WASHINGTON — L’U.S. Citizenship and Immigration Services (USCIS) a modifié, le 5 août 2026, son manuel de politiques afin d’élargir le pouvoir discrétionnaire de ses agents dans l’examen des demandes d’avantages migratoires. Désormais, un dossier dépourvu des pièces initiales exigées ou ne démontrant pas suffisamment l’éligibilité du requérant peut être refusé sans émission préalable d’une Request for Evidence (RFE) ou d’une Notice of Intent to Deny (NOID).

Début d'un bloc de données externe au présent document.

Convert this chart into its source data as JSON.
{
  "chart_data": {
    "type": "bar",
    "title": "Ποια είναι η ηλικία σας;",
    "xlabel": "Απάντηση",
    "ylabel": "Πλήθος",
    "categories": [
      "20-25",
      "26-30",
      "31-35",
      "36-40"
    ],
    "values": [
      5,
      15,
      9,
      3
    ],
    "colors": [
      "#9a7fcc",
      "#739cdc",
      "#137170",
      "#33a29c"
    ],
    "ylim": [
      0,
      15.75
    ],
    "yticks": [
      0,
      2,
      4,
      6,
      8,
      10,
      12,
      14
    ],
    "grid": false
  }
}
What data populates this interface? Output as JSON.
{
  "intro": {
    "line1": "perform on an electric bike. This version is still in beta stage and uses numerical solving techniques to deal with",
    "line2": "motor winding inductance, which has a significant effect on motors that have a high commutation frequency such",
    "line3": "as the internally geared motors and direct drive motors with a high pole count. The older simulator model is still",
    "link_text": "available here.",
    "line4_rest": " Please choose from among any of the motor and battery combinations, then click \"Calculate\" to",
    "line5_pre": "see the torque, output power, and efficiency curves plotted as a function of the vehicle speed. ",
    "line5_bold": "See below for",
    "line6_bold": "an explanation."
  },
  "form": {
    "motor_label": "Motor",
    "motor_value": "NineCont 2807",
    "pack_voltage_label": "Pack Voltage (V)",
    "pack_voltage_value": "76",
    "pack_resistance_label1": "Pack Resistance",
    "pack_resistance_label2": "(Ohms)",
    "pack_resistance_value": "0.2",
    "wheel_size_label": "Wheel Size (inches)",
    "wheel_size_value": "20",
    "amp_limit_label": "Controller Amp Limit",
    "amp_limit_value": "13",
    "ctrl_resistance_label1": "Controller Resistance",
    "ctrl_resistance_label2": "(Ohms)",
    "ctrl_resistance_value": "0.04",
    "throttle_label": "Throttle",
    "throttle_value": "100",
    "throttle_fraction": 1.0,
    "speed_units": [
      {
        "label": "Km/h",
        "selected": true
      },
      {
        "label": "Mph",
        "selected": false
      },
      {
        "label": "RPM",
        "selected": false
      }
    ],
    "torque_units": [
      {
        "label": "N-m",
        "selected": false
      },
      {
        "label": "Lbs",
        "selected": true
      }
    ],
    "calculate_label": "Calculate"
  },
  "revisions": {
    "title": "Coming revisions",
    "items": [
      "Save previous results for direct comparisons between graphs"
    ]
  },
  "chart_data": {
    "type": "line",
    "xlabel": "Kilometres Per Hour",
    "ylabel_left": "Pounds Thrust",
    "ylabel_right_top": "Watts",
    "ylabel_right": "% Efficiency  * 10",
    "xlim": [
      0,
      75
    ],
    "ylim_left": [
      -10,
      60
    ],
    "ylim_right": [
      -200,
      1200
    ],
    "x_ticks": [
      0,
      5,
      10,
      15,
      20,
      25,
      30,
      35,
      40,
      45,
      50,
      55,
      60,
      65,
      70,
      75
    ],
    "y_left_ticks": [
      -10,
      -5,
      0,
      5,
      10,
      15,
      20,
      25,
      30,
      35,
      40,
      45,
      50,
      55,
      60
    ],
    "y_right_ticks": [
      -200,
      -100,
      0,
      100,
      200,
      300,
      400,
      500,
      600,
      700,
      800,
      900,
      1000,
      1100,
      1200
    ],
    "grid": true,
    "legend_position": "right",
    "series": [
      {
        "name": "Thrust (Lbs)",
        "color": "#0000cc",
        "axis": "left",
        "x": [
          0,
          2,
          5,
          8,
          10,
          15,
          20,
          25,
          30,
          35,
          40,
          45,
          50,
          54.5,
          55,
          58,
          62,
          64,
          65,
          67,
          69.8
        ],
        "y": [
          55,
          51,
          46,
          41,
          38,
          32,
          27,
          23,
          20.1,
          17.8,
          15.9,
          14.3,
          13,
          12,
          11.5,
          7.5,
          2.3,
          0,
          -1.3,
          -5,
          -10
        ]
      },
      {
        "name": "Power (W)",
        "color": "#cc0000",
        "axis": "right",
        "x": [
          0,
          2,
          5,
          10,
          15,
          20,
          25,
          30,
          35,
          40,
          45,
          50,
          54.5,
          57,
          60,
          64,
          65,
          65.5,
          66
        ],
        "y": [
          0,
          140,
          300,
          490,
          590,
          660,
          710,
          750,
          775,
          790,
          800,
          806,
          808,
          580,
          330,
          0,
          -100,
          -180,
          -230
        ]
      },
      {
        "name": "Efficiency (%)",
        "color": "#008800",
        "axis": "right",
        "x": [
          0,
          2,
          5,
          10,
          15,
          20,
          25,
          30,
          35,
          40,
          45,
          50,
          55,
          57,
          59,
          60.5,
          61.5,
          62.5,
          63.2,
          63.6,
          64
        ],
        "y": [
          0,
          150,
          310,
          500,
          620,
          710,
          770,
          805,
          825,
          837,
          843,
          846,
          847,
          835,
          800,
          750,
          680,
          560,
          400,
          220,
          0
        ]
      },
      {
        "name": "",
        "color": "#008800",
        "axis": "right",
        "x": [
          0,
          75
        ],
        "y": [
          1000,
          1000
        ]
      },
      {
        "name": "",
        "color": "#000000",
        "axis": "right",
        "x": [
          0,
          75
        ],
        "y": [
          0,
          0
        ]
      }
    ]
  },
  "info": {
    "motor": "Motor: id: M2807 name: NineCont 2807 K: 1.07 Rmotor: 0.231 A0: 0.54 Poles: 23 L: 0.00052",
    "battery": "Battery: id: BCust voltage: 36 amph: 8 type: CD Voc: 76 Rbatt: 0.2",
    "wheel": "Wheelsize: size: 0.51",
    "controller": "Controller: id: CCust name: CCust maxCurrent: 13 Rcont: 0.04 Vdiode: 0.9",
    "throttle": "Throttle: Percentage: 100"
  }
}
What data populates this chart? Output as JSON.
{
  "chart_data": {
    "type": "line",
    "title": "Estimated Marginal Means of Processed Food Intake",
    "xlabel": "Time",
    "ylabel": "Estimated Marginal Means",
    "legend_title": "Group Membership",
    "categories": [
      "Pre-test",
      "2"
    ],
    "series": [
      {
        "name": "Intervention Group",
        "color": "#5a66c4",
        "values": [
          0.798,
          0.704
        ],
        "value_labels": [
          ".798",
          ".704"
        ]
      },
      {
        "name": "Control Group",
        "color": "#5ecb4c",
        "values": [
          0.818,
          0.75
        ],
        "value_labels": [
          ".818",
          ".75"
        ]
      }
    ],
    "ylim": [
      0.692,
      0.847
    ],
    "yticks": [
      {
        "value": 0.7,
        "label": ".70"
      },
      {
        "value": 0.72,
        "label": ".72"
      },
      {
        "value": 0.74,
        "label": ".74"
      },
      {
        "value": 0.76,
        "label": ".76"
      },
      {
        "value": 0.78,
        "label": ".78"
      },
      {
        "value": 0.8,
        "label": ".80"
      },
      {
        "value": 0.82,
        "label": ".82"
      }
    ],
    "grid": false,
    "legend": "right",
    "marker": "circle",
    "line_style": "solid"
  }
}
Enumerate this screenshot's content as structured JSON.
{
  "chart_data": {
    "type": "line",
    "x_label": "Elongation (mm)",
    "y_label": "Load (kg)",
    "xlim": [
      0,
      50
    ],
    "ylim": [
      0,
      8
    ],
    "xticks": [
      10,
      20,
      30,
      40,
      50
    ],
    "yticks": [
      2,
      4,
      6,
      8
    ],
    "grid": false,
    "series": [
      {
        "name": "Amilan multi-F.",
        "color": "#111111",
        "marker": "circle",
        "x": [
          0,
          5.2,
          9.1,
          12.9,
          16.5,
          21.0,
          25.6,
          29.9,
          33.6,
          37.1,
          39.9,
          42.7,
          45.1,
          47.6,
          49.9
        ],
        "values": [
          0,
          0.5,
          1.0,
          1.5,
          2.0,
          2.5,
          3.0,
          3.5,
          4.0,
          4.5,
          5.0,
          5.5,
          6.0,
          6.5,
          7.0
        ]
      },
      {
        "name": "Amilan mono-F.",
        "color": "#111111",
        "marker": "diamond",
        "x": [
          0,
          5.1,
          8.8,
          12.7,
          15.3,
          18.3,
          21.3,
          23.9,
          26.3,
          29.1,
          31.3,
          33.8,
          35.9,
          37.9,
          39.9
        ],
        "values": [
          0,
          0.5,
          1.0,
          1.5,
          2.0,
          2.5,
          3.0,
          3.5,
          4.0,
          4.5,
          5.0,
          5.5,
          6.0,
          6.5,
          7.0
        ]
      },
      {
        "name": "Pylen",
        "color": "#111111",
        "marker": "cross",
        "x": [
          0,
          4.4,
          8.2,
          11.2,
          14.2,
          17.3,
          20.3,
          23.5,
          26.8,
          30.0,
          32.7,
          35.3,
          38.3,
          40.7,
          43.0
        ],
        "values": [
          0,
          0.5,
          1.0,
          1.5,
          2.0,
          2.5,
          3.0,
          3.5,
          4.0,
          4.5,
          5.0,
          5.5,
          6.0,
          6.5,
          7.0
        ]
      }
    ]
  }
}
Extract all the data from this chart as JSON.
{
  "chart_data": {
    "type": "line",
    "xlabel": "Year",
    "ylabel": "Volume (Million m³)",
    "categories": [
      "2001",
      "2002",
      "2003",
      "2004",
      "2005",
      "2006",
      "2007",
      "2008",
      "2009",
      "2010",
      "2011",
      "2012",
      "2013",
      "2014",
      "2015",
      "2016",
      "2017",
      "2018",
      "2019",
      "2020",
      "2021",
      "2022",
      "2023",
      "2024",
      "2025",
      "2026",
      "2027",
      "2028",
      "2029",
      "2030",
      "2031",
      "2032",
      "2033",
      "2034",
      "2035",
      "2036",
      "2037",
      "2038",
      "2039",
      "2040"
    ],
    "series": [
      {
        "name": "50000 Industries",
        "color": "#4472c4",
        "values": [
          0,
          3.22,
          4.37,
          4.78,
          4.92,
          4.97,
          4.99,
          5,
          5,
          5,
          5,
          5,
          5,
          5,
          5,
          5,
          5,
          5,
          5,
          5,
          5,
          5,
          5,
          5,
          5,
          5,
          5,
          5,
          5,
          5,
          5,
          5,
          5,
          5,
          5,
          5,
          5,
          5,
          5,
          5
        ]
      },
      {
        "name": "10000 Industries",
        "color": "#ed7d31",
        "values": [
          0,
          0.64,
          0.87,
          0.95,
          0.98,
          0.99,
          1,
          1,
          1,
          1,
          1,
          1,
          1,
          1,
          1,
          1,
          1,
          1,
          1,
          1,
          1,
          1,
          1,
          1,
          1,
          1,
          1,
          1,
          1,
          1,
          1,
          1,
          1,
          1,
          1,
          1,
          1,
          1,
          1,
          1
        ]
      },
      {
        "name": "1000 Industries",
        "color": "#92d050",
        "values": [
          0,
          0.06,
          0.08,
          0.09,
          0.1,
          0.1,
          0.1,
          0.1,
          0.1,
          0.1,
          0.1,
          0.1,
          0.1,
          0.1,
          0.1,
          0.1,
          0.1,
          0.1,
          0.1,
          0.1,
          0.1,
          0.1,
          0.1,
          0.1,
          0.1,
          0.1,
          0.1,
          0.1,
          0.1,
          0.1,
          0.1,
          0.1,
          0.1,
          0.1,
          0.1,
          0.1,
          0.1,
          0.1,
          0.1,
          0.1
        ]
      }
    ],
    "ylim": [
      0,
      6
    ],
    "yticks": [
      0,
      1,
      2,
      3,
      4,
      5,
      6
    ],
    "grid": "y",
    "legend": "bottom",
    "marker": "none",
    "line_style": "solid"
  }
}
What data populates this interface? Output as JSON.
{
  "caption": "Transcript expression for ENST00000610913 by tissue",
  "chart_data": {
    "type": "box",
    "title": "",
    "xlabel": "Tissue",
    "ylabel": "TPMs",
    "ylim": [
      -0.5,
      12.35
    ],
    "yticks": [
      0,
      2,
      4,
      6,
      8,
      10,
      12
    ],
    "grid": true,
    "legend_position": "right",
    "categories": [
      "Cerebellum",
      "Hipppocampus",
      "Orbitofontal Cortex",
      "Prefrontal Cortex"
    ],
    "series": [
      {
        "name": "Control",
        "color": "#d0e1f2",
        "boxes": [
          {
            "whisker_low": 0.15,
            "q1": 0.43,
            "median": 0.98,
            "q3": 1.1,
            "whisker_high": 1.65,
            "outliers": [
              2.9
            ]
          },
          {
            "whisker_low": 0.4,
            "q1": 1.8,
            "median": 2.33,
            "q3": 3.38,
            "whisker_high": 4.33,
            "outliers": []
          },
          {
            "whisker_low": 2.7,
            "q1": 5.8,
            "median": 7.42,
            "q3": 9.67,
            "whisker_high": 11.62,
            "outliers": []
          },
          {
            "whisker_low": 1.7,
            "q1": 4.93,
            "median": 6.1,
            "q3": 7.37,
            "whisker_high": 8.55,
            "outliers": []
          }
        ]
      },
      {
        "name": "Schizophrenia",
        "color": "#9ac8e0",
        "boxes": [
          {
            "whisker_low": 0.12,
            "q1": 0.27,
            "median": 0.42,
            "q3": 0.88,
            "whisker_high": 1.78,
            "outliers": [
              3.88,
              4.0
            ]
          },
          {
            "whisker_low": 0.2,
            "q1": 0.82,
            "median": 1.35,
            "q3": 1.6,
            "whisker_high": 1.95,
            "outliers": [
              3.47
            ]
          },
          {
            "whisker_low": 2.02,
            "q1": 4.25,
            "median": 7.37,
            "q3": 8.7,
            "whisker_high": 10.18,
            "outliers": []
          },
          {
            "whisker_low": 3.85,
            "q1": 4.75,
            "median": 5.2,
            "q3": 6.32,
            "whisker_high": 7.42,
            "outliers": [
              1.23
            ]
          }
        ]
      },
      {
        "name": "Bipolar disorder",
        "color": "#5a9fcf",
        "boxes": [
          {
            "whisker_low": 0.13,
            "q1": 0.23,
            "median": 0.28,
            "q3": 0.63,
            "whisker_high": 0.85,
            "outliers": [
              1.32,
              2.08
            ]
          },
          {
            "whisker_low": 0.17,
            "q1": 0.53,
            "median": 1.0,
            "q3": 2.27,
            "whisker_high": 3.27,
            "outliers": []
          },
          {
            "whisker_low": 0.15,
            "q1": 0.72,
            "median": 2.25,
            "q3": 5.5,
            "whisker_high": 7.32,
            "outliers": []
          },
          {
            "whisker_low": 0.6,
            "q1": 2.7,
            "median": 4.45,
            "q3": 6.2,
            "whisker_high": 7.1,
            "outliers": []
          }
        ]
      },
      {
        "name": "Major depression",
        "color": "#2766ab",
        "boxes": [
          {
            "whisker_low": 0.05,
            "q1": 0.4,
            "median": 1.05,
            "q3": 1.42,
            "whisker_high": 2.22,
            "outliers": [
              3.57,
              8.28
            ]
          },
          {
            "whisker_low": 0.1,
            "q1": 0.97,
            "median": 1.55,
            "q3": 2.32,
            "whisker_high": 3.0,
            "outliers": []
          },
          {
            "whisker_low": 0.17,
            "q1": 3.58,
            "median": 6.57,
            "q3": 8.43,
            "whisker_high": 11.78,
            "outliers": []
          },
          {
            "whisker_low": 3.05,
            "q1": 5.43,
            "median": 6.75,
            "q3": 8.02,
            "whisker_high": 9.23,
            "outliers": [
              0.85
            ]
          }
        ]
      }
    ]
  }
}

La mesure, entrée en vigueur immédiatement, concerne aussi bien les nouvelles demandes que les dossiers encore pendants. Jusqu’ici, la pratique administrative favorisait généralement l’envoi d’une RFE ou d’une NOID afin de permettre au demandeur de compléter ou de défendre son dossier avant une décision défavorable.
L’USCIS justifie cette réorientation par la multiplication, selon l’agence, de dossiers incomplets, provisoires ou insuffisamment documentés, susceptibles de ralentir le traitement des demandes. Les agents conservent toutefois la possibilité de réclamer des éléments supplémentaires lorsqu’ils l’estiment approprié, notamment dans certaines procédures d’asile ou de protection.
Les délais réglementaires maximaux demeurent fixés à 12 semaines pour répondre à une RFE et à 30 jours pour une NOID. Toutefois, l’USCIS peut désormais imposer des délais plus courts selon les circonstances. L’agence supprime également le délai supplémentaire de 14 jours qui était accordé pour certains avis envoyés à l’extérieur des États-Unis.
Cette nouvelle doctrine administrative accroît ainsi la responsabilité probatoire du demandeur dès le dépôt. Employeurs, ressortissants étrangers et conseils juridiques sont appelés à vérifier, avant toute soumission, que les formulaires, pièces justificatives et fondements juridiques requis figurent intégralement au dossier.